第五十四話《最後の希望》
葵瑞がメイクを終え、スタジオに向かった頃、惇のスマホが鳴った。
──頼人からの着信だ。
「はい、お疲れ様です」
「お疲れ。あいつらの様子どうだ?」
「やっぱりダメです。もう撮影にならないレベルで……今日は葵瑞くんだけ撮ってもらって、バラしになりそうです」
切羽詰まった惇の声に、頼人は現場の混乱による惇の心労を察した。
「……そうか……。今はあいつらの心のケアが最優先だ。悪いけど、しばらく全部の仕事を断ってくれ」
「え、全部!? い、いつまで!?」
「とりあえず、一ヶ月くらいか。それで復帰できるかは分からないが、現場に行ってバラしになるよりはマシだろ」
頼人の突然の提案に、惇は目が回りそうな思いで立ち止まる。
売れっ子でビッシリ埋まったスケジュールを全部白紙にすることは、決して容易なことではない。
各方面に迷惑をかけることになり、頭を下げて回らなければならないことは確定だろう。
「……分かりました。頼人さんがそう言うなら」
「悪いな。おまえにばかり負担をかけて」
惇の中で、頼人の言うことは絶対だ。
それは決してやらされていることではなく、彼自身が頼人に対する、絶対的な信頼と尊重があってのことだ。
扱いが難しいブルバのメンバーを、愚痴を零しながらも今までサポートしてきたのは、全て頼人の為だった。
「……いえ、違いますね。

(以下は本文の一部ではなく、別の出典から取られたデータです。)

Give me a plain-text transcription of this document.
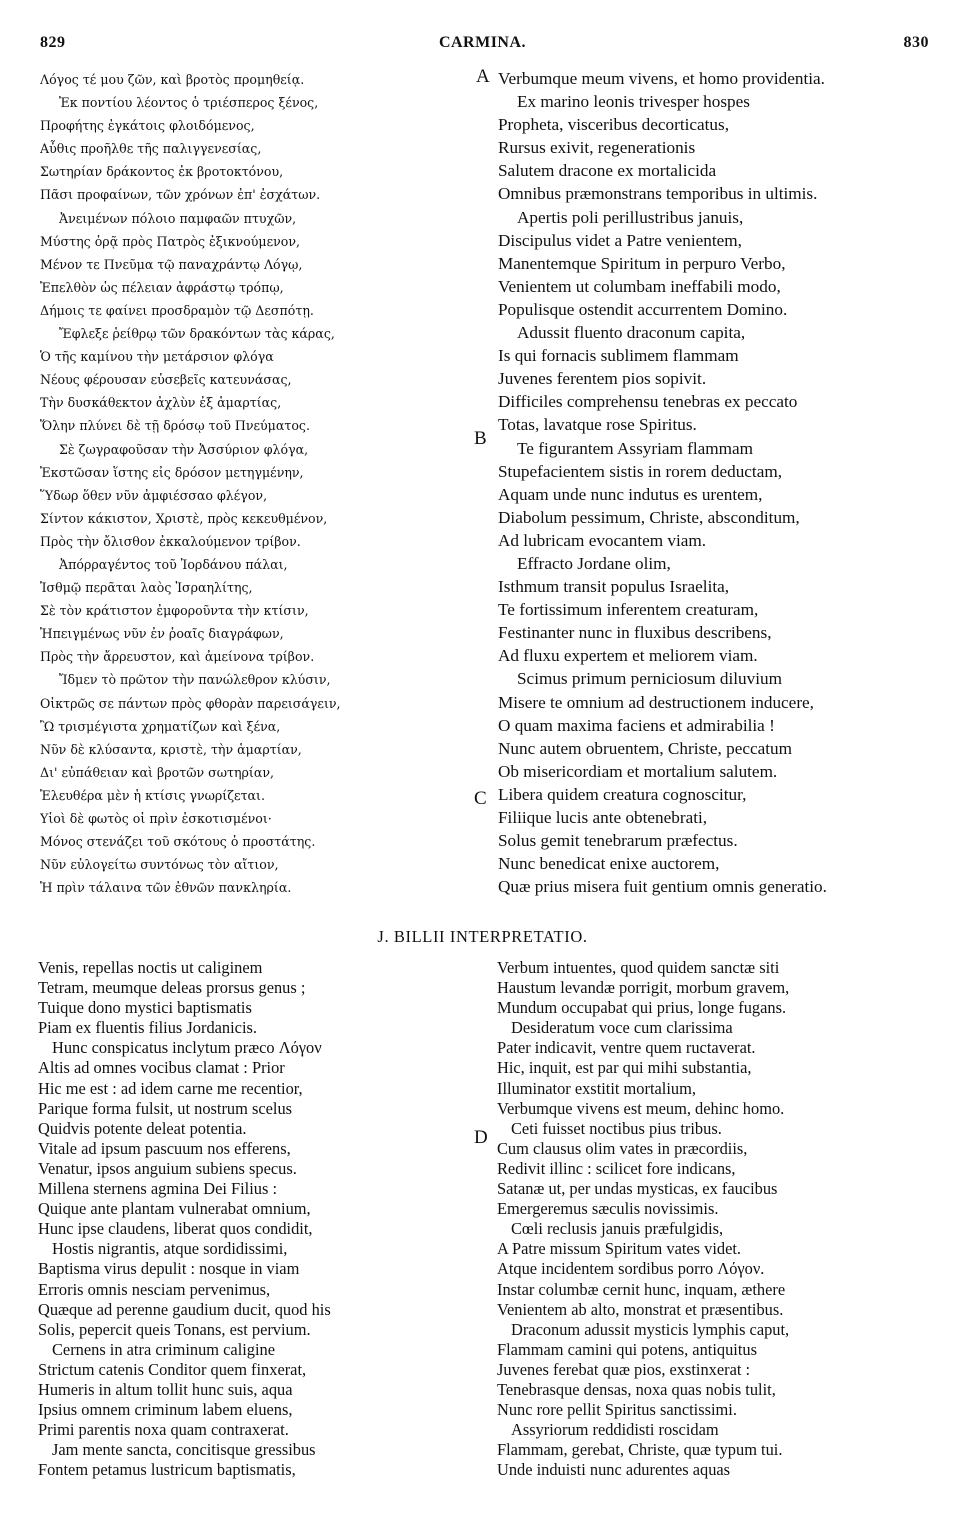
829	CARMINA.	830
A
B
C
D
Λόγος τέ μου ζῶν, καὶ βροτὸς προμηθείᾳ.
Ἐκ ποντίου λέοντος ὁ τριέσπερος ξένος,
Προφήτης ἐγκάτοις φλοιδόμενος,
Αὖθις προῆλθε τῆς παλιγγενεσίας,
Σωτηρίαν δράκοντος ἐκ βροτοκτόνου,
Πᾶσι προφαίνων, τῶν χρόνων ἐπ' ἐσχάτων.
Ἀνειμένων πόλοιο παμφαῶν πτυχῶν,
Μύστης ὁρᾷ πρὸς Πατρὸς ἐξικνούμενον,
Μένον τε Πνεῦμα τῷ παναχράντῳ Λόγῳ,
Ἐπελθὸν ὡς πέλειαν ἀφράστῳ τρόπῳ,
Δήμοις τε φαίνει προσδραμὸν τῷ Δεσπότῃ.
Ἔφλεξε ῥείθρῳ τῶν δρακόντων τὰς κάρας,
Ὁ τῆς καμίνου τὴν μετάρσιον φλόγα
Νέους φέρουσαν εὐσεβεῖς κατευνάσας,
Τὴν δυσκάθεκτον ἀχλὺν ἐξ ἁμαρτίας,
Ὅλην πλύνει δὲ τῇ δρόσῳ τοῦ Πνεύματος.
Σὲ ζωγραφοῦσαν τὴν Ἀσσύριον φλόγα,
Ἐκστῶσαν ἵστης εἰς δρόσον μετηγμένην,
Ὕδωρ ὅθεν νῦν ἀμφιέσσαο φλέγον,
Σίντον κάκιστον, Χριστὲ, πρὸς κεκευθμένον,
Πρὸς τὴν ὄλισθον ἐκκαλούμενον τρίβον.
Ἀπόρραγέντος τοῦ Ἰορδάνου πάλαι,
Ἰσθμῷ περᾶται λαὸς Ἰσραηλίτης,
Σὲ τὸν κράτιστον ἐμφοροῦντα τὴν κτίσιν,
Ἠπειγμένως νῦν ἐν ῥοαῖς διαγράφων,
Πρὸς τὴν ἄρρευστον, καὶ ἀμείνονα τρίβον.
Ἴδμεν τὸ πρῶτον τὴν πανώλεθρον κλύσιν,
Οἰκτρῶς σε πάντων πρὸς φθορὰν παρεισάγειν,
Ὢ τρισμέγιστα χρηματίζων καὶ ξένα,
Νῦν δὲ κλύσαντα, κριστὲ, τὴν ἁμαρτίαν,
Δι' εὐπάθειαν καὶ βροτῶν σωτηρίαν,
Ἐλευθέρα μὲν ἡ κτίσις γνωρίζεται.
Υἱοὶ δὲ φωτὸς οἱ πρὶν ἐσκοτισμένοι·
Μόνος στενάζει τοῦ σκότους ὁ προστάτης.
Νῦν εὐλογείτω συντόνως τὸν αἴτιον,
Ἡ πρὶν τάλαινα τῶν ἐθνῶν πανκληρία.
Verbumque meum vivens, et homo providentia.
Ex marino leonis trivesper hospes
Propheta, visceribus decorticatus,
Rursus exivit, regenerationis
Salutem dracone ex mortalicida
Omnibus præmonstrans temporibus in ultimis.
Apertis poli perillustribus januis,
Discipulus videt a Patre venientem,
Manentemque Spiritum in perpuro Verbo,
Venientem ut columbam ineffabili modo,
Populisque ostendit accurrentem Domino.
Adussit fluento draconum capita,
Is qui fornacis sublimem flammam
Juvenes ferentem pios sopivit.
Difficiles comprehensu tenebras ex peccato
Totas, lavatque rose Spiritus.
Te figurantem Assyriam flammam
Stupefacientem sistis in rorem deductam,
Aquam unde nunc indutus es urentem,
Diabolum pessimum, Christe, absconditum,
Ad lubricam evocantem viam.
Effracto Jordane olim,
Isthmum transit populus Israelita,
Te fortissimum inferentem creaturam,
Festinanter nunc in fluxibus describens,
Ad fluxu expertem et meliorem viam.
Scimus primum perniciosum diluvium
Misere te omnium ad destructionem inducere,
O quam maxima faciens et admirabilia !
Nunc autem obruentem, Christe, peccatum
Ob misericordiam et mortalium salutem.
Libera quidem creatura cognoscitur,
Filiique lucis ante obtenebrati,
Solus gemit tenebrarum præfectus.
Nunc benedicat enixe auctorem,
Quæ prius misera fuit gentium omnis generatio.
J. BILLII INTERPRETATIO.
Venis, repellas noctis ut caliginem
Tetram, meumque deleas prorsus genus ;
Tuique dono mystici baptismatis
Piam ex fluentis filius Jordanicis.
Hunc conspicatus inclytum præco Λόγον
Altis ad omnes vocibus clamat : Prior
Hic me est : ad idem carne me recentior,
Parique forma fulsit, ut nostrum scelus
Quidvis potente deleat potentia.
Vitale ad ipsum pascuum nos efferens,
Venatur, ipsos anguium subiens specus.
Millena sternens agmina Dei Filius :
Quique ante plantam vulnerabat omnium,
Hunc ipse claudens, liberat quos condidit,
Hostis nigrantis, atque sordidissimi,
Baptisma virus depulit : nosque in viam
Erroris omnis nesciam pervenimus,
Quæque ad perenne gaudium ducit, quod his
Solis, pepercit queis Tonans, est pervium.
Cernens in atra criminum caligine
Strictum catenis Conditor quem finxerat,
Humeris in altum tollit hunc suis, aqua
Ipsius omnem criminum labem eluens,
Primi parentis noxa quam contraxerat.
Jam mente sancta, concitisque gressibus
Fontem petamus lustricum baptismatis,
Verbum intuentes, quod quidem sanctæ siti
Haustum levandæ porrigit, morbum gravem,
Mundum occupabat qui prius, longe fugans.
Desideratum voce cum clarissima
Pater indicavit, ventre quem ructaverat.
Hic, inquit, est par qui mihi substantia,
Illuminator exstitit mortalium,
Verbumque vivens est meum, dehinc homo.
Ceti fuisset noctibus pius tribus.
Cum clausus olim vates in præcordiis,
Redivit illinc : scilicet fore indicans,
Satanæ ut, per undas mysticas, ex faucibus
Emergeremus sæculis novissimis.
Cœli reclusis januis præfulgidis,
A Patre missum Spiritum vates videt.
Atque incidentem sordibus porro Λόγον.
Instar columbæ cernit hunc, inquam, æthere
Venientem ab alto, monstrat et præsentibus.
Draconum adussit mysticis lymphis caput,
Flammam camini qui potens, antiquitus
Juvenes ferebat quæ pios, exstinxerat :
Tenebrasque densas, noxa quas nobis tulit,
Nunc rore pellit Spiritus sanctissimi.
Assyriorum reddidisti roscidam
Flammam, gerebat, Christe, quæ typum tui.
Unde induisti nunc adurentes aquas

頼人さんの指示だからと言うより、俺もあの子達が心配なのかもしれません。俺みたいに、間違えて欲しくない。俺もあの子達の為に、できることを精一杯やります」
先程の発言を取り消すように、自分の思想を否定するように、惇は電話越しに首を横に振った。
今までのような、頼人の為にという想いだけではない。
傷付いている彼らの姿を、必死に助けを求めてくれようとしていた美生の姿を思い出して、惇は覚悟を決めた。
「ありがとうな、惇」
「いえ、これが今の僕の仕事ですから」
惇は電話を切って、亡き友人のことを想った。
かつて共にバンドとして活動していた、解散後、とあるアイドルのマネージャーとして働いていた元メンバー。
彼がストーカー被害に遭っていたそのアイドルを庇って死んだ時、正直、馬鹿みたいだと思っていた。
たかが仕事で、他人の為に命を落とすなんて、そんな考えが理解できないと。
──だけど、今なら少しだけ分かる。
彼もきっと、こんな気持ちだったのだろう。
仕事だからと使命感に駆られるだけではなく、毎日彼らのことを考えているうちに、いつしか自分のこと以上に大切に思えてきていたのだ。
──これからは、もっとみんなと話をしよう。
手遅れになる前に、望まない別れが突如訪れる前に──
常備している胃薬に頼らず、惇は足に力を入れて駆け出した。
自室の扉を開け、そのまま壁にもたれ掛かる。
帰宅した海は、電気も付けずに真っ暗な部屋で一人項垂れていた。
──体が重い。
屍のような塊の体を引き摺って、歩くのもやっとだった。
床の所々に物が落ちていて、足の踏み場が無い。
転がっている観葉植物に躓いて、部屋が荒らされていると気付く。
彼が、薬の副作用で暴れたのだ。
こんなことは、今に始まったことじゃない。
その当人は今、薬が効いたのか、平然とベッドで眠っている。
痛みを忘れたかのように、穏やかな顔をして──。
薬をやる人間なんて、馬鹿だと思っていた。
リスクがあると分かっているのに、それを承知で自分の人生を投げ出すような真似、自分は決して選ばないと。
『まぁでも、死にたくなるほど苦しくなったら、それもまたいいかな……』
以前自分が零した言葉が、脳内でリフレインして響く。
残された希望に縋るように、海はそれに手を伸ばした。